Rebecca Barho Comments on Revised National Environmental Policy Act Rule

07.16.2020
Law360

Rebecca Barho was quoted in the Law360 article, “WH Tweak To Enviro Review Rule May Bring New Headaches” (subscription required). The article examines the impact of the Trump Administration’s recently released rewrite of the National Environmental Policy Act (NEPA), which governs how agencies conduct environmental reviews.

In the rewrite, the White House clarified how agencies should analyze the impacts of environmental trends such as climate change during a NEPA review, while declining to completely spell out what types of projects are exempt from NEPA reviews.

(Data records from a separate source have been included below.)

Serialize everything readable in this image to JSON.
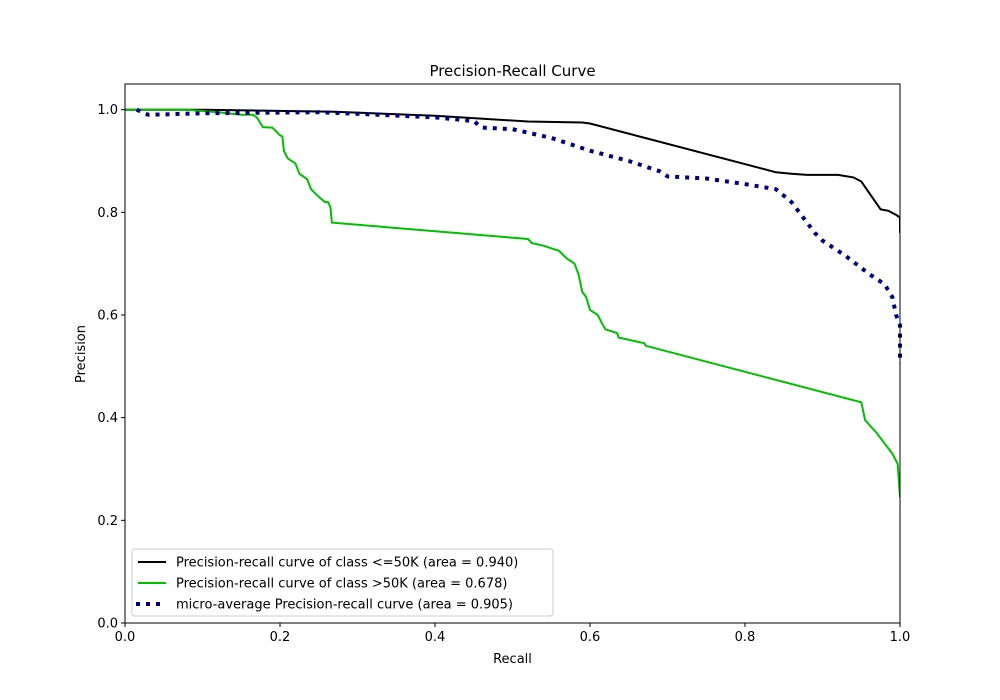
{
  "chart_data": {
    "type": "line",
    "title": "Precision-Recall Curve",
    "xlabel": "Recall",
    "ylabel": "Precision",
    "xlim": [
      0.0,
      1.0
    ],
    "ylim": [
      0.0,
      1.05
    ],
    "xticks": [
      "0.0",
      "0.2",
      "0.4",
      "0.6",
      "0.8",
      "1.0"
    ],
    "yticks": [
      "0.0",
      "0.2",
      "0.4",
      "0.6",
      "0.8",
      "1.0"
    ],
    "grid": false,
    "legend_position": "lower-left",
    "series": [
      {
        "name": "Precision-recall curve of class  <=50K (area = 0.940)",
        "color": "#000000",
        "style": "solid",
        "points": [
          [
            0,
            1.0
          ],
          [
            0.1,
            1.0
          ],
          [
            0.27,
            0.996
          ],
          [
            0.4,
            0.988
          ],
          [
            0.52,
            0.977
          ],
          [
            0.59,
            0.975
          ],
          [
            0.6,
            0.973
          ],
          [
            0.82,
            0.886
          ],
          [
            0.84,
            0.878
          ],
          [
            0.86,
            0.875
          ],
          [
            0.88,
            0.873
          ],
          [
            0.92,
            0.873
          ],
          [
            0.94,
            0.868
          ],
          [
            0.95,
            0.86
          ],
          [
            0.975,
            0.806
          ],
          [
            0.985,
            0.803
          ],
          [
            0.995,
            0.795
          ],
          [
            1.0,
            0.79
          ],
          [
            1.0,
            0.76
          ]
        ]
      },
      {
        "name": "Precision-recall curve of class  >50K (area = 0.678)",
        "color": "#00bf00",
        "style": "solid",
        "points": [
          [
            0,
            1.0
          ],
          [
            0.08,
            1.0
          ],
          [
            0.12,
            0.995
          ],
          [
            0.15,
            0.99
          ],
          [
            0.165,
            0.99
          ],
          [
            0.17,
            0.985
          ],
          [
            0.178,
            0.966
          ],
          [
            0.19,
            0.965
          ],
          [
            0.2,
            0.95
          ],
          [
            0.203,
            0.948
          ],
          [
            0.205,
            0.92
          ],
          [
            0.21,
            0.905
          ],
          [
            0.22,
            0.895
          ],
          [
            0.225,
            0.875
          ],
          [
            0.235,
            0.865
          ],
          [
            0.24,
            0.845
          ],
          [
            0.25,
            0.83
          ],
          [
            0.258,
            0.82
          ],
          [
            0.262,
            0.82
          ],
          [
            0.265,
            0.81
          ],
          [
            0.267,
            0.78
          ],
          [
            0.52,
            0.748
          ],
          [
            0.525,
            0.74
          ],
          [
            0.54,
            0.735
          ],
          [
            0.55,
            0.73
          ],
          [
            0.56,
            0.725
          ],
          [
            0.57,
            0.71
          ],
          [
            0.58,
            0.7
          ],
          [
            0.585,
            0.68
          ],
          [
            0.59,
            0.645
          ],
          [
            0.595,
            0.635
          ],
          [
            0.6,
            0.61
          ],
          [
            0.61,
            0.6
          ],
          [
            0.615,
            0.585
          ],
          [
            0.62,
            0.572
          ],
          [
            0.635,
            0.565
          ],
          [
            0.637,
            0.556
          ],
          [
            0.67,
            0.545
          ],
          [
            0.672,
            0.54
          ],
          [
            0.95,
            0.43
          ],
          [
            0.955,
            0.395
          ],
          [
            0.97,
            0.37
          ],
          [
            0.98,
            0.35
          ],
          [
            0.99,
            0.33
          ],
          [
            0.997,
            0.31
          ],
          [
            1.0,
            0.245
          ]
        ]
      },
      {
        "name": "micro-average Precision-recall curve (area = 0.905)",
        "color": "#000080",
        "style": "dotted",
        "points": [
          [
            0.015,
            1.0
          ],
          [
            0.03,
            0.99
          ],
          [
            0.1,
            0.993
          ],
          [
            0.25,
            0.995
          ],
          [
            0.3,
            0.992
          ],
          [
            0.4,
            0.985
          ],
          [
            0.45,
            0.978
          ],
          [
            0.46,
            0.965
          ],
          [
            0.5,
            0.962
          ],
          [
            0.55,
            0.945
          ],
          [
            0.6,
            0.92
          ],
          [
            0.65,
            0.9
          ],
          [
            0.69,
            0.88
          ],
          [
            0.7,
            0.87
          ],
          [
            0.75,
            0.866
          ],
          [
            0.8,
            0.855
          ],
          [
            0.84,
            0.845
          ],
          [
            0.86,
            0.82
          ],
          [
            0.88,
            0.78
          ],
          [
            0.89,
            0.76
          ],
          [
            0.9,
            0.745
          ],
          [
            0.93,
            0.715
          ],
          [
            0.96,
            0.68
          ],
          [
            0.98,
            0.66
          ],
          [
            0.99,
            0.635
          ],
          [
            0.995,
            0.6
          ],
          [
            1.0,
            0.58
          ],
          [
            1.0,
            0.505
          ]
        ]
      }
    ]
  }
}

Industry watchers have said that this is one of the elements that gives the final rule a greater chance of heading off legal challenges by avoiding clear language, but that it could create new problems by leaving certain terms up to agencies to define.

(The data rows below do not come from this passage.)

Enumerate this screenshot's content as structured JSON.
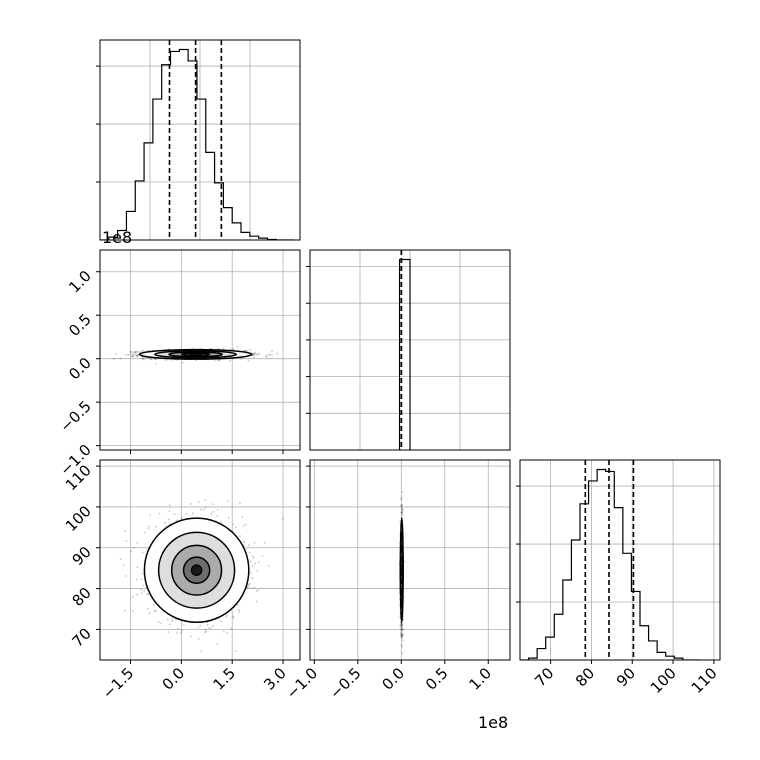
{
  "chart_data": {
    "type": "corner",
    "grid": true,
    "offset_labels": {
      "panel_1_0_y": "1e8",
      "panel_2_1_x": "1e8"
    },
    "panels": [
      {
        "id": "hist-0",
        "row": 0,
        "col": 0,
        "type": "histogram",
        "xlim": [
          -2.4,
          3.5
        ],
        "bin_edges": [
          -2.4,
          -2.14,
          -1.88,
          -1.62,
          -1.36,
          -1.1,
          -0.84,
          -0.58,
          -0.32,
          -0.06,
          0.2,
          0.46,
          0.72,
          0.98,
          1.24,
          1.5,
          1.76,
          2.02,
          2.28,
          2.54,
          2.8,
          3.06,
          3.32
        ],
        "counts": [
          0.0,
          0.015,
          0.05,
          0.15,
          0.31,
          0.51,
          0.74,
          0.92,
          0.99,
          1.0,
          0.94,
          0.74,
          0.46,
          0.3,
          0.17,
          0.09,
          0.04,
          0.02,
          0.01,
          0.003,
          0.0,
          0.0
        ],
        "quantiles": [
          -0.35,
          0.42,
          1.18
        ],
        "ytick_count": 3
      },
      {
        "id": "scatter-1-0",
        "row": 1,
        "col": 0,
        "type": "density2d",
        "xlim": [
          -2.4,
          3.5
        ],
        "ylim": [
          -105000000,
          125000000
        ],
        "yticks": [
          -1.0,
          -0.5,
          0.0,
          0.5,
          1.0
        ],
        "ytick_labels": [
          "−1.0",
          "−0.5",
          "0.0",
          "0.5",
          "1.0"
        ],
        "center": [
          0.42,
          5000000
        ],
        "spread_x": 0.75,
        "spread_y": 2500000
      },
      {
        "id": "hist-1",
        "row": 1,
        "col": 1,
        "type": "histogram",
        "xlim": [
          -105000000,
          125000000
        ],
        "bin_edges": [
          -2000000,
          10000000
        ],
        "counts": [
          1.0
        ],
        "quantiles": [
          0.0,
          0.0,
          0.0
        ],
        "ytick_count": 5
      },
      {
        "id": "scatter-2-0",
        "row": 2,
        "col": 0,
        "type": "density2d",
        "xlim": [
          -2.4,
          3.5
        ],
        "ylim": [
          62.5,
          111.5
        ],
        "xticks": [
          -1.5,
          0.0,
          1.5,
          3.0
        ],
        "xtick_labels": [
          "−1.5",
          "0.0",
          "1.5",
          "3.0"
        ],
        "yticks": [
          70,
          80,
          90,
          100,
          110
        ],
        "ytick_labels": [
          "70",
          "80",
          "90",
          "100",
          "110"
        ],
        "center": [
          0.45,
          84.5
        ],
        "spread_x": 0.7,
        "spread_y": 5.8
      },
      {
        "id": "scatter-2-1",
        "row": 2,
        "col": 1,
        "type": "density2d",
        "xlim": [
          -105000000,
          125000000
        ],
        "ylim": [
          62.5,
          111.5
        ],
        "xticks": [
          -1.0,
          -0.5,
          0.0,
          0.5,
          1.0
        ],
        "xtick_labels": [
          "−1.0",
          "−0.5",
          "0.0",
          "0.5",
          "1.0"
        ],
        "center": [
          500000,
          84.5
        ],
        "spread_x": 700000,
        "spread_y": 5.8
      },
      {
        "id": "hist-2",
        "row": 2,
        "col": 2,
        "type": "histogram",
        "xlim": [
          62.5,
          111.5
        ],
        "bin_edges": [
          62.5,
          64.6,
          66.7,
          68.8,
          70.9,
          73.0,
          75.1,
          77.2,
          79.3,
          81.4,
          83.5,
          85.6,
          87.7,
          89.8,
          91.9,
          94.0,
          96.1,
          98.2,
          100.3,
          102.4,
          104.5,
          106.6
        ],
        "counts": [
          0.0,
          0.01,
          0.06,
          0.12,
          0.24,
          0.42,
          0.63,
          0.82,
          0.94,
          1.0,
          0.99,
          0.8,
          0.56,
          0.36,
          0.18,
          0.1,
          0.04,
          0.02,
          0.01,
          0.0,
          0.0
        ],
        "quantiles": [
          78.5,
          84.3,
          90.3
        ],
        "xticks": [
          70,
          80,
          90,
          100,
          110
        ],
        "xtick_labels": [
          "70",
          "80",
          "90",
          "100",
          "110"
        ],
        "ytick_count": 3
      }
    ]
  }
}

Commenting on the development, Rebecca said that NEPA regulations have not been updated since the Council on Environmental Quality (CEQ) first published them in 1978. The final rule was a "massive undertaking" that had to “incorporate years of court rulings and guidance issued by different presidential administrations.”

She added that in the rewrite, one “important way the council slightly softened its stance on a key issue in the final rule: While it hews closely to the initial proposal to restrict how climate change can be considered in project applications, ‘environmental trends’ are now part of what agencies are directed to consider.”

In January 2020, CEQ proposed restricting the definition of what "effects" — such as climate change — must be considered in project applications. The final rule directs agencies to consider trends, including those that can be attributed to climate change, in analyzing the existing conditions at the site of a proposed project, called the baseline. But CEQ bars agencies from characterizing climate change as an effect of a proposed action.

"I think probably CEQ recognized that the issue of climate change may be a flash point for litigation," Rebecca said. "I think it gives the agency a better argument that it did, in fact, address climate change in the final revised rules. But…that organizations will probably still be dissatisfied with that."